Peter Batten celebrates the art of reading . . .
We can never know beforehand what will change us or indeed what kinds of change we want. A book can speak to us and never answer back; it can conjure up the past and the voices of the dead. But we never tell a book a story. Why have an analysis when you can read?
I began to be able to read at about age three. My grandmother was living in our flat, with lots of time on her hands, and she decided to teach me. Sadly, she did not live long enough to watch me become obsessed with books and then with ‘literature’. I owe her a great debt.

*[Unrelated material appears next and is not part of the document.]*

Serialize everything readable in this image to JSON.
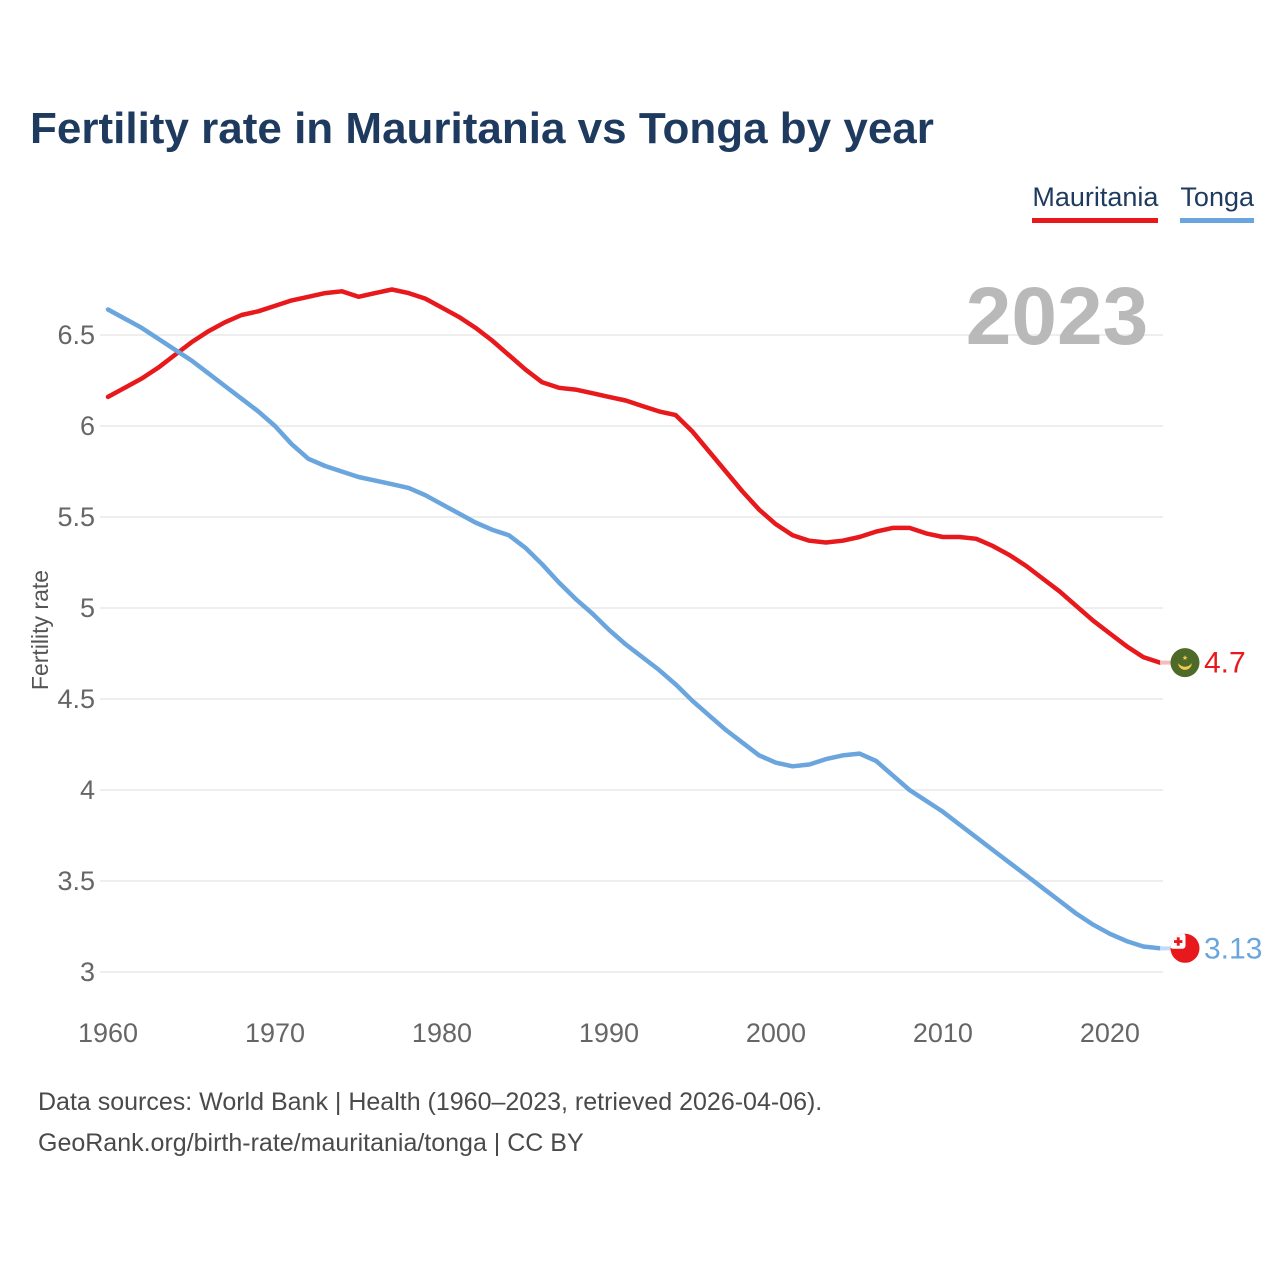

But why do I, and people far cleverer than me, like Adam Phillips, think that reading is so important? Part of the answer is in the quotation: a book, especially a work of fiction, can affect us in many ways. We step into a new world, almost as if we were dreaming, and this new experience can stir memories, emotions, desires, regrets, conjuring up the past and reviving our feelings about the living and the dead. “Only in the realm of fiction do we find the plurality of lives that we need,” said Sigmund Freud.

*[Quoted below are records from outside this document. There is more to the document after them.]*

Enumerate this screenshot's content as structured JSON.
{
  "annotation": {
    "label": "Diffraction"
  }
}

When readers enter that realm what do they hope to find? I was trained, as a reader and a teacher of literature, to enter with my mind on full alert, ready to ‘scrutinize’ whatever the author was offering. Such scrutiny requires close attention to every word, sentence, paragraph . . . Most readers do not bother with such intense attention. So what do they expect to learn, or what pleasure do they hope to receive from their reading?

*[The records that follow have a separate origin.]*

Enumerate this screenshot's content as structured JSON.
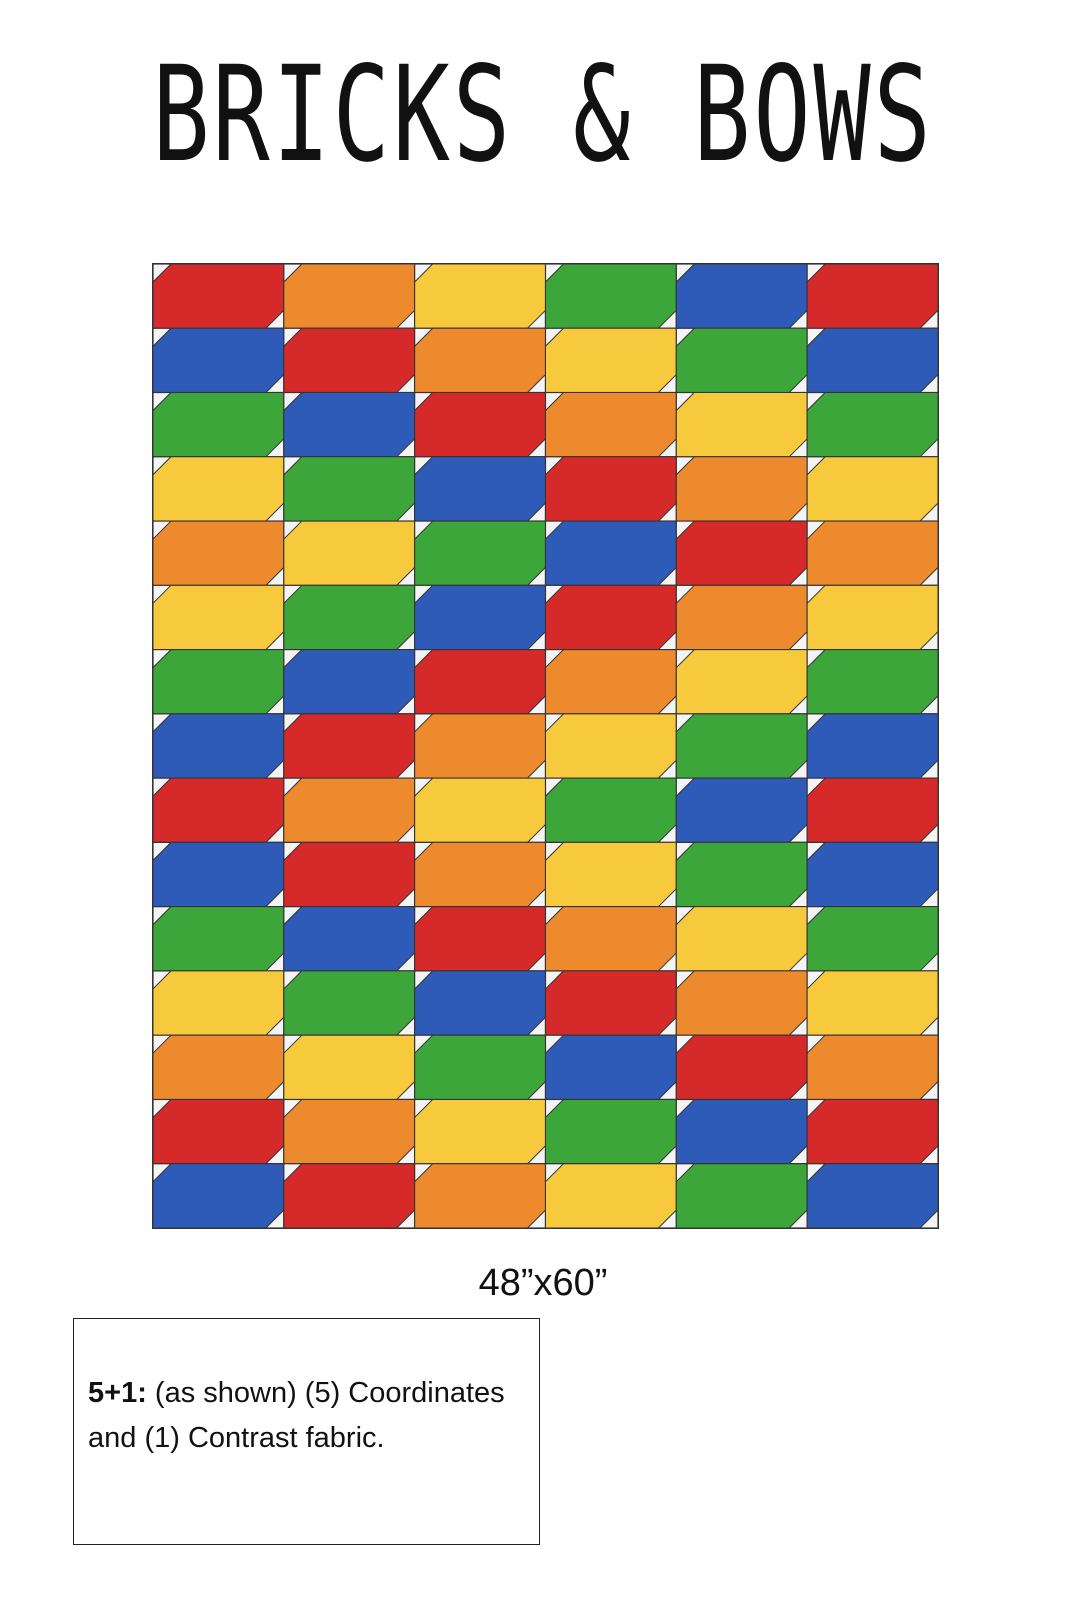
{
  "title": "BRICKS & BOWS",
  "size": "48”x60”",
  "note": {
    "label": "5+1:",
    "text": "(as shown) (5) Coordinates and (1) Contrast fabric."
  },
  "palette": {
    "R": "#d62a2a",
    "O": "#ee8a2e",
    "Y": "#f7c93c",
    "G": "#3da63a",
    "B": "#2f5bb8"
  },
  "quilt_rows": [
    "ROYGBR",
    "BROYGB",
    "GBROYG",
    "YGBROY",
    "OYGBRO",
    "YGBROY",
    "GBROYG",
    "BROYGB",
    "ROYGBR",
    "BROYGB",
    "GBROYG",
    "YGBROY",
    "OYGBRO",
    "ROYGBR",
    "BROYGB"
  ]
}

One major group of readers are those who seek reassurance. They want to finish their journey through a fictional world with the feeling that their everyday world is just as they thought it was. However unusual their journey has been, they want to return with their beliefs, political, religious, social, etc, confirmed or even re-enforced. They will seek out those writers who reassure them and return to them time after time.
Another huge body of readers wish to dream. They will seek out those authors who enable them to enjoy their favourite fantasies. The possibilities are enormous. They may thrill to the experiences of James Bond, or even a female Jane Bond; they may enjoy success in every sort of career or profession. They may marry the man or woman of their dreams, or be flogged by them in some favourite scenario. Whenever these readers settle down for a good read they want to have their favourite fantasy experience.
I sincerely hope that there is another category of readers. Much of my life has been spent – rather arrogantly – trying to help them. They are those who hope to learn from the reading experience. To return to Sigmund Freud’s suggestion, they wish to explore the ‘plurality’, the richness of life and relationships. To achieve this they must read with their brains switched on. For a novel this means considering every symbol, every image, every phrase, every word. Some would argue that such close attention makes it impossible to enjoy the narrative, to enjoy the experience of reading. Others would say that it is hard to achieve a balance between such close reading and enjoyment. I disagree. Close reading should make you aware of the quality of the text you are reading and make you appreciate more intensely the experience which the writer offers. You are reading with your brain switched on. My first two groups of readers are reading with their brains switched off.
I know this is a very snobbish view, but I genuinely believe that reading a fine novel can make you more aware of the complex business of being alive and help you to understand yourself. Let me end with another quotation, this time from Leonard Mlodinov:
We choose our friends, spouses and lovers not just because of the way we perceive them, but because of the way they perceive us.
A great novel can help us improve those perceptions.